We’ve seen huge developments in eHealth in recent years, and we need to ask ourselves in the pharmaceutical manufacturing industry if what we’re currently doing is having the desired effect.
The number of health apps in online stores has more than doubled in recent years to more than 100,000, and leading pharmaceutical companies developed 63% more apps in 2014 compared with 2013.1
However, it seems that only a few are being used extensively. This isn’t awfully reassuring considering that the number of smartphone users worldwide is set to reach 2.32 billion this year.2
So where, and why, is pharma going wrong? At Merck, we are highly confident that the future of healthcare lies in digital technology, and we are ensuring that what we’re doing is having the desired effect we seek.
The digital health sessions at this year’s South by Southwest (SXSW) conference highlighted, and rightly so, that information not being put into the hands of the patient is one of the biggest issues that the healthcare industry faces today.
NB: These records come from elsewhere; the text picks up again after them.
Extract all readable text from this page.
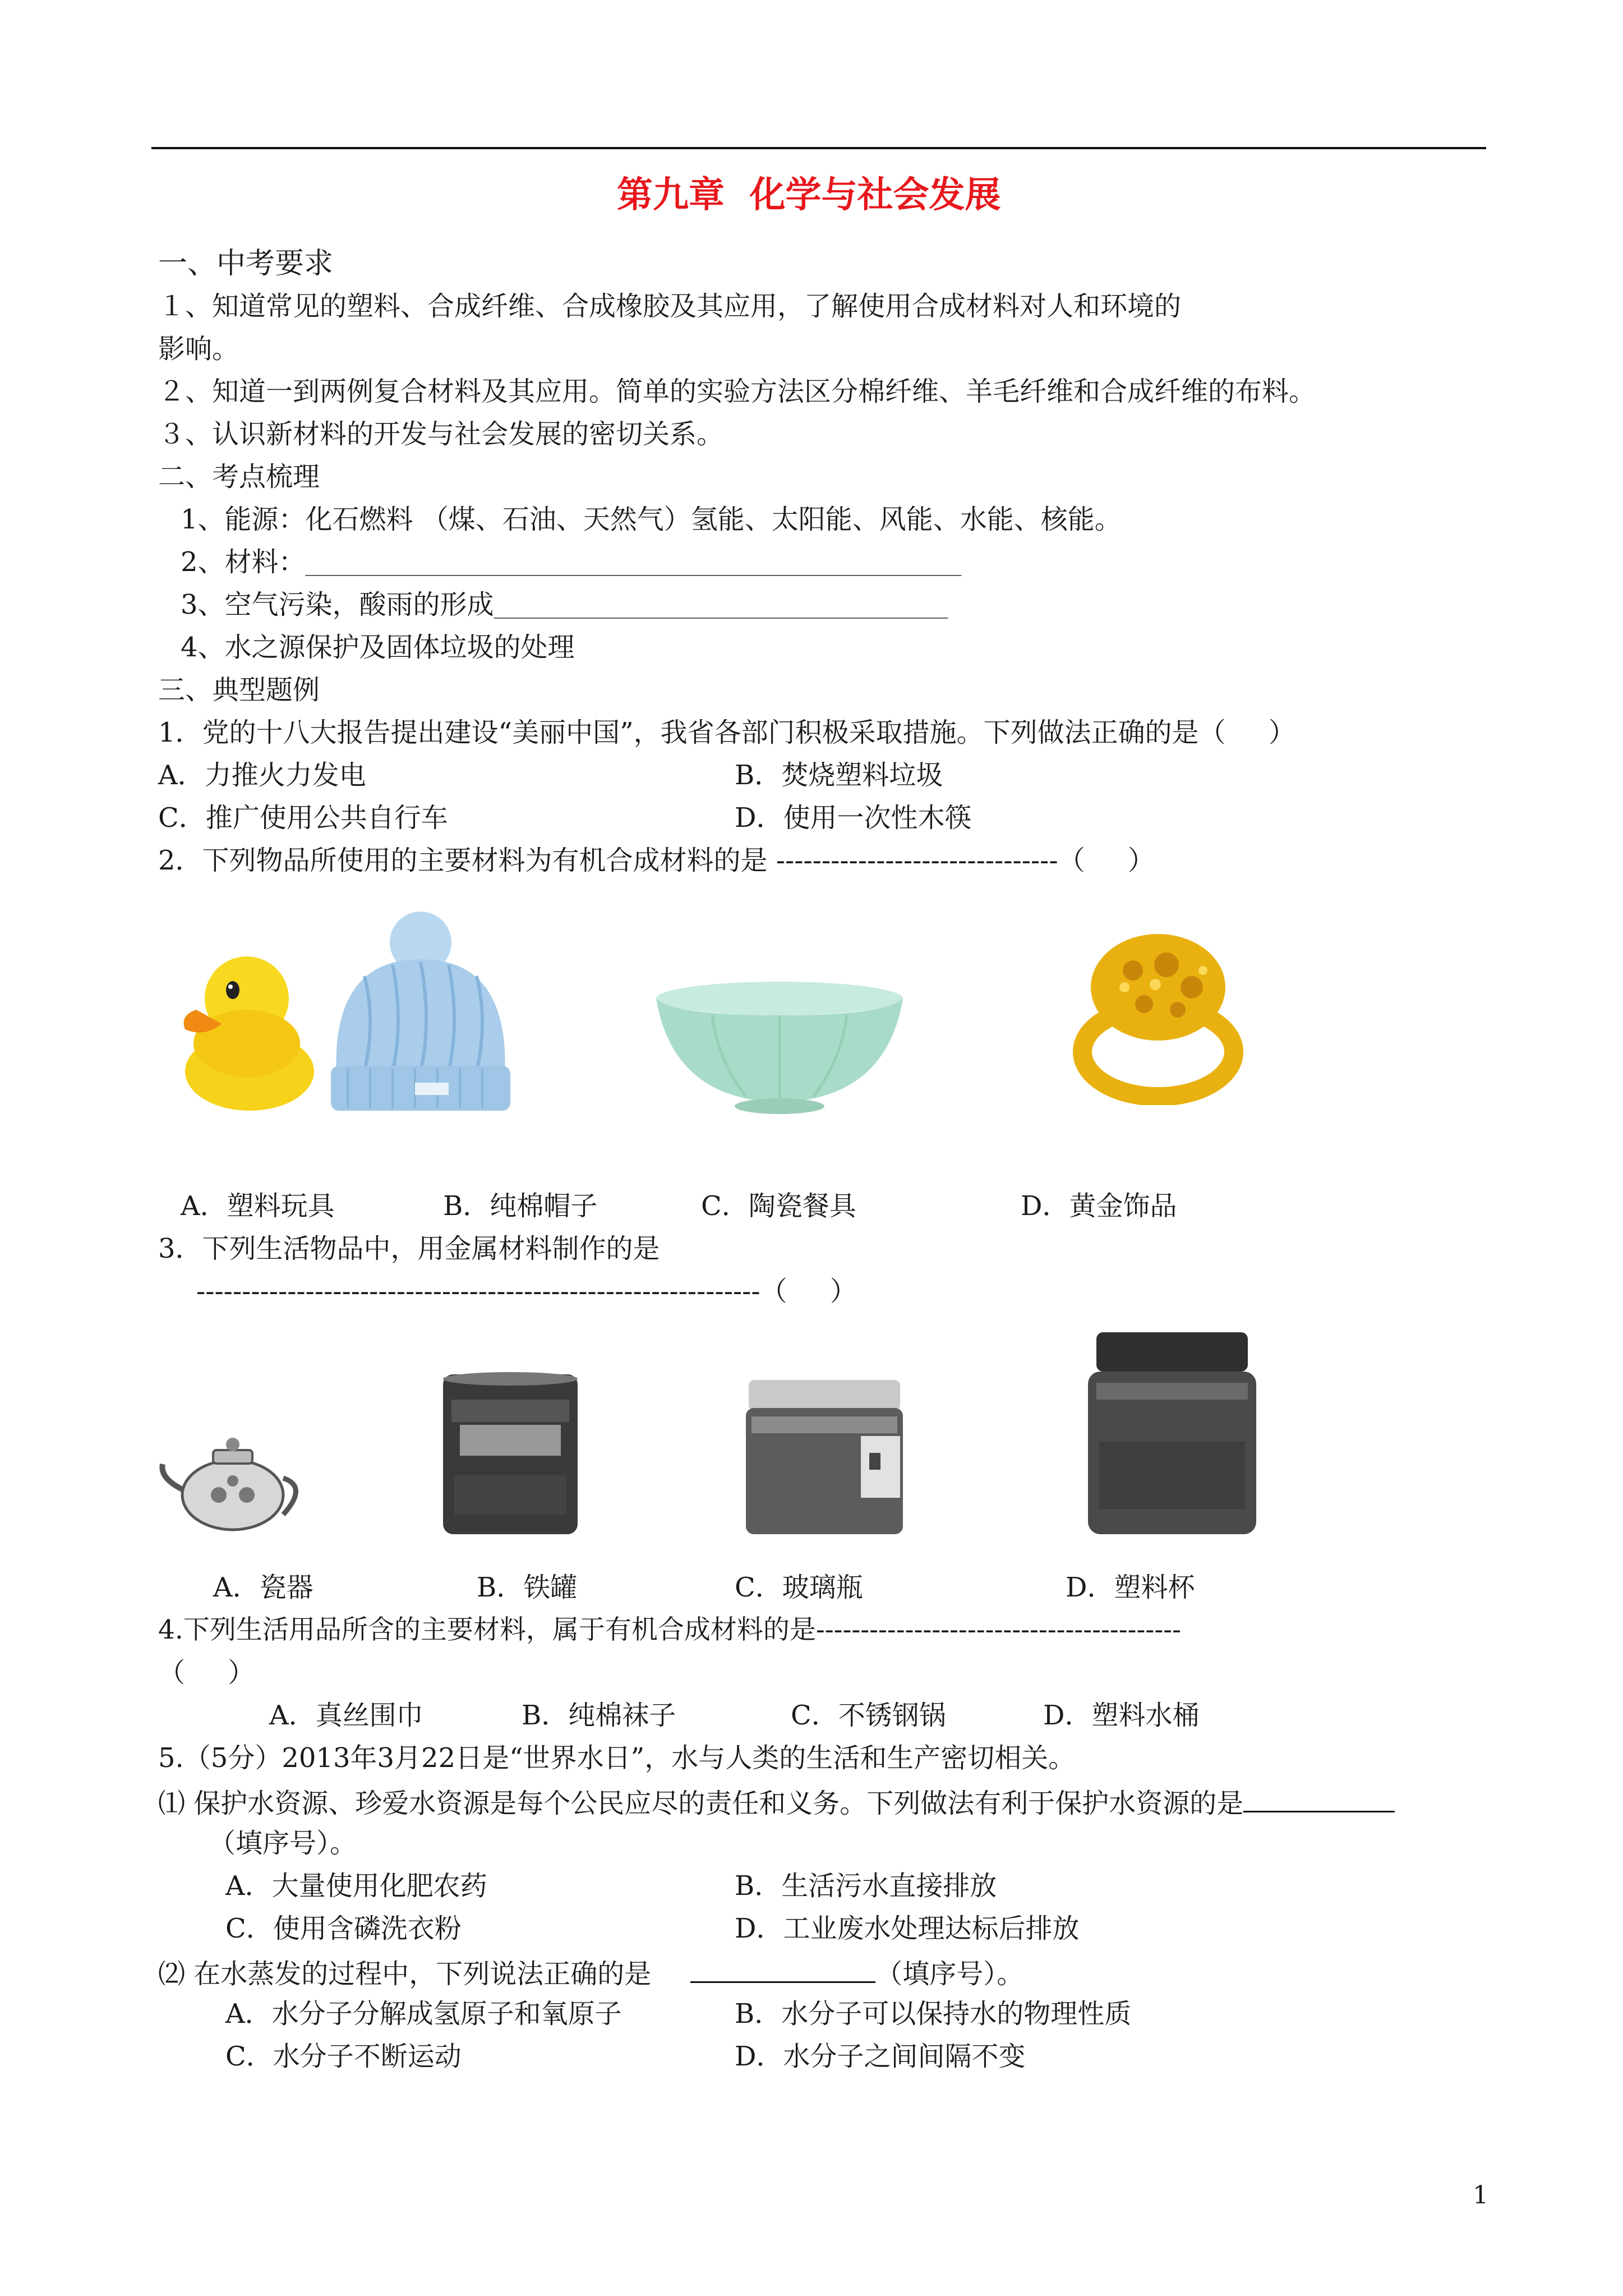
第九章  化学与社会发展
一、中考要求
１、知道常见的塑料、合成纤维、合成橡胶及其应用，了解使用合成材料对人和环境的
影响。
２、知道一到两例复合材料及其应用。简单的实验方法区分棉纤维、羊毛纤维和合成纤维的布料。
３、认识新材料的开发与社会发展的密切关系。
二、考点梳理
1、能源：化石燃料 （煤、石油、天然气）氢能、太阳能、风能、水能、核能。
2、材料：_________________________________________________________________
3、空气污染，酸雨的形成_____________________________________________
4、水之源保护及固体垃圾的处理
三、典型题例
1．党的十八大报告提出建设“美丽中国”，我省各部门积极采取措施。下列做法正确的是（     ）
A．力推火力发电	B．焚烧塑料垃圾
C．推广使用公共自行车	D．使用一次性木筷
2．下列物品所使用的主要材料为有机合成材料的是 -------------------------------（     ）
A．塑料玩具	B．纯棉帽子	C．陶瓷餐具	D．黄金饰品
3．下列生活物品中，用金属材料制作的是
--------------------------------------------------------------（     ）
A．瓷器	B．铁罐	C．玻璃瓶	D．塑料杯
4.下列生活用品所含的主要材料，属于有机合成材料的是-----------------------------------------
（     ）
A．真丝围巾	B．纯棉袜子	C．不锈钢锅	D．塑料水桶
5.（5分）2013年3月22日是“世界水日”，水与人类的生活和生产密切相关。
⑴ 保护水资源、珍爱水资源是每个公民应尽的责任和义务。下列做法有利于保护水资源的是
（填序号）。
A．大量使用化肥农药	B．生活污水直接排放
C．使用含磷洗衣粉	D．工业废水处理达标后排放
⑵ 在水蒸发的过程中，下列说法正确的是	（填序号）。
A．水分子分解成氢原子和氧原子	B．水分子可以保持水的物理性质
C．水分子不断运动	D．水分子之间间隔不变
1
Historically, healthcare knowledge has been concentrated and only available to a few groups of people; but, now, we are able to use technology to start democratising this knowledge. The patient is the least-trained participant in the healthcare ecosystem and, to improve issues such as patient adherence, this needs to change.
The importance of developing initiatives (such as patient-centric devices and apps) to educate, inform and thus empower patients to engage with and self-manage their condition, to improve medication adherence, is becoming increasingly evident.